Samantha Burgess, deputy director of the European Union’s Copernicus Climate Change Service, said Sunday on the social media platform X that Friday’s global temperatures were 1.17C (2.1F) above the 1991-2020 average, a record-setting margin.
Given how much human-caused warming had occurred by that period, that means Friday’s average global temperature was 2.06C (3.7F) above a preindustrial reference period, 1850-1900, she said.
Provisional ERA5 global temperature for 17th November from @CopernicusECMWF was 1.17°C above 1991-2020 - the warmest on record.
— Dr Sam Burgess 🌍🌡🛰 (@OceanTerra) November 19, 2023
Our best estimate is that this was the first day when global temperature was more than 2°C above 1850-1900 (or pre-industrial) levels, at 2.06°C. pic.twitter.com/jXF8oRZeip
The estimate of global warmth comes from a European model that uses the same sorts of observations used in weather predictions to instead look backward, and estimate global climate conditions nearly in real time.
Direct observations that scientists will gather and vet in the coming weeks could soon confirm the record warmth.
A year of record-setting warmth continues
That the globe surpassed the 2-degree warming benchmark for at least one day adds an exclamation point to a string of temperature records set in recent months.
Global temperatures set records in July, August, September and October. The Copernicus data shows that trend has been maintained, if not accelerated, into November.
Even before Saturday, scientists said 2023 was virtually certain to surpass 2016 as the globe’s warmest on record, and likely to mark one of its warmest periods in 125,000 years, going back to a time before Earth’s last ice age. That estimate is based on paleoclimate records that show there was at least no extended period of the sort of warmth the planet is now experiencing, and that temperatures are rising with unprecedented speed.

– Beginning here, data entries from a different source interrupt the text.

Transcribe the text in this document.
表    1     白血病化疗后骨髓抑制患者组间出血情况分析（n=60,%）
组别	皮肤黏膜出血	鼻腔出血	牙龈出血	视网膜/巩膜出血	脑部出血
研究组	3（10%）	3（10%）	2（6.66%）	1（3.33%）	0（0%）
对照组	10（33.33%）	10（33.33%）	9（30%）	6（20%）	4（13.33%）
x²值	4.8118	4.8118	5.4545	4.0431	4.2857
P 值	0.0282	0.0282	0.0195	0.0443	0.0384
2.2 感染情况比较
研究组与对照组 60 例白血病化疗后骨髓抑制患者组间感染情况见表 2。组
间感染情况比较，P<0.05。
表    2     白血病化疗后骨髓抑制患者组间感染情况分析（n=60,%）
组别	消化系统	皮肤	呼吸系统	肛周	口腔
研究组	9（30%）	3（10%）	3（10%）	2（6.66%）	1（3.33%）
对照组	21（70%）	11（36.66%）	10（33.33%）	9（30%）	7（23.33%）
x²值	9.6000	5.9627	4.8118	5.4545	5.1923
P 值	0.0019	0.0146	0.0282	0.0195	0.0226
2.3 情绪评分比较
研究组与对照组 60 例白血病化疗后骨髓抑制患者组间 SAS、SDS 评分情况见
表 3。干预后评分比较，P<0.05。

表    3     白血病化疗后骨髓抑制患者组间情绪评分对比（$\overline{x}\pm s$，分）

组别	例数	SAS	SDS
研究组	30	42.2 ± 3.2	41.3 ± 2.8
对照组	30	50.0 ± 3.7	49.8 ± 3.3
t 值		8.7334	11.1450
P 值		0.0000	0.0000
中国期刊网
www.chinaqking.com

Analyses released this month show 2023 average global temperatures are likely to end up 1.3 to 1.4C (2.3 to 2.5F) above preindustrial levels. Climate scientists predict that sustained global warming at 1.5 degrees above preindustrial levels could overwhelm societies and upend economies and political systems.

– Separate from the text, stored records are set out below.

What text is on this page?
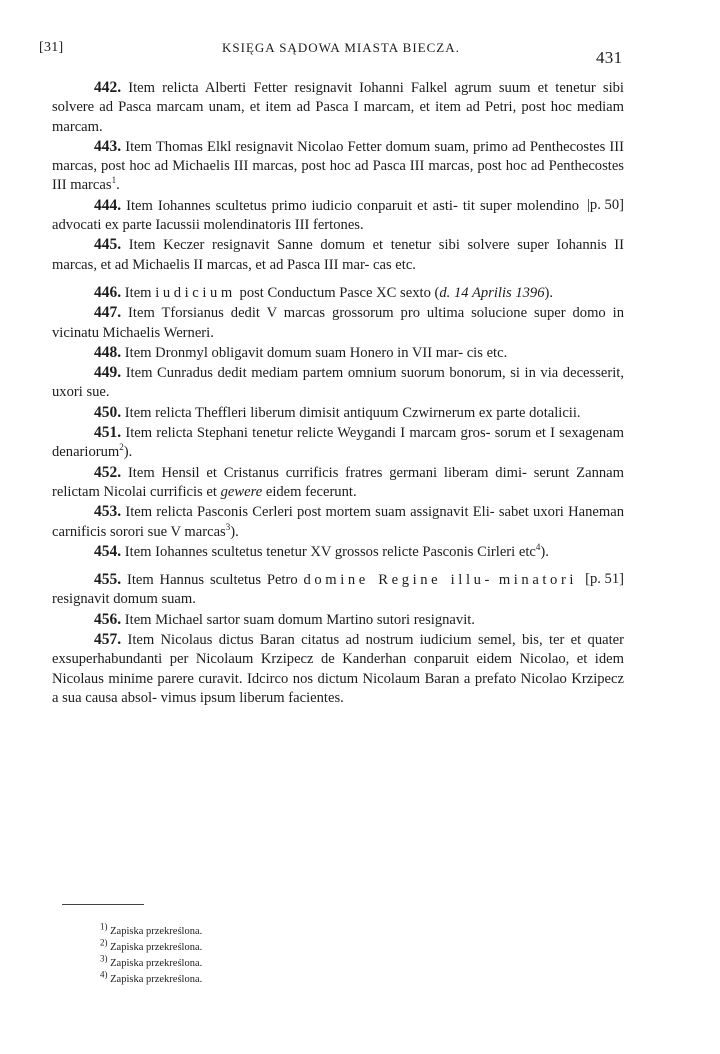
[31]	KSIĘGA SĄDOWA MIASTA BIECZA.
431

442. Item relicta Alberti Fetter resignavit Iohanni Falkel agrum suum et tenetur sibi solvere ad Pasca marcam unam, et item ad Pasca I marcam, et item ad Petri, post hoc mediam marcam.

443. Item Thomas Elkl resignavit Nicolao Fetter domum suam, primo ad Penthecostes III marcas, post hoc ad Michaelis III marcas, post hoc ad Pasca III marcas, post hoc ad Penthecostes III marcas$^1$.

|p. 50]
444. Item Iohannes scultetus primo iudicio conparuit et asti- tit super molendino advocati ex parte Iacussii molendinatoris III fertones.

445. Item Keczer resignavit Sanne domum et tenetur sibi solvere super Iohannis II marcas, et ad Michaelis II marcas, et ad Pasca III mar- cas etc.

446. Item iudicium post Conductum Pasce XC sexto (d. 14 Aprilis 1396).

447. Item Tforsianus dedit V marcas grossorum pro ultima solucione super domo in vicinatu Michaelis Werneri.

448. Item Dronmyl obligavit domum suam Honero in VII mar- cis etc.

449. Item Cunradus dedit mediam partem omnium suorum bonorum, si in via decesserit, uxori sue.

450. Item relicta Theffleri liberum dimisit antiquum Czwirnerum ex parte dotalicii.

451. Item relicta Stephani tenetur relicte Weygandi I marcam gros- sorum et I sexagenam denariorum$^2$).

452. Item Hensil et Cristanus currificis fratres germani liberam dimi- serunt Zannam relictam Nicolai currificis et gewere eidem fecerunt.

453. Item relicta Pasconis Cerleri post mortem suam assignavit Eli- sabet uxori Haneman carnificis sorori sue V marcas$^3$).

454. Item Iohannes scultetus tenetur XV grossos relicte Pasconis Cirleri etc$^4$).

[p. 51]
455. Item Hannus scultetus Petro domine Regine illu- minatori resignavit domum suam.

456. Item Michael sartor suam domum Martino sutori resignavit.

457. Item Nicolaus dictus Baran citatus ad nostrum iudicium semel, bis, ter et quater exsuperhabundanti per Nicolaum Krzipecz de Kanderhan conparuit eidem Nicolao, et idem Nicolaus minime parere curavit. Idcirco nos dictum Nicolaum Baran a prefato Nicolao Krzipecz a sua causa absol- vimus ipsum liberum facientes.

$^{1)}$ Zapiska przekreślona.
$^{2)}$ Zapiska przekreślona.
$^{3)}$ Zapiska przekreślona.
$^{4)}$ Zapiska przekreślona.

Planetary warming is only expected to accelerate in the coming months because of a deepening El Niño, the infamous climate pattern that drives weather extremes and raises global temperatures by releasing vast stores of heat from the Pacific Ocean into the atmosphere.
But that surge of El Niño-fueled warmth typically does not arrive until after the climate pattern reaches its peak — something forecast to occur this winter. Because of that, scientists had said earlier this year they did not expect the globe to surge to such record warmth until 2024.
Friday’s milestone offers yet more proof of how the planet has defied climate scientists’ expectations this year.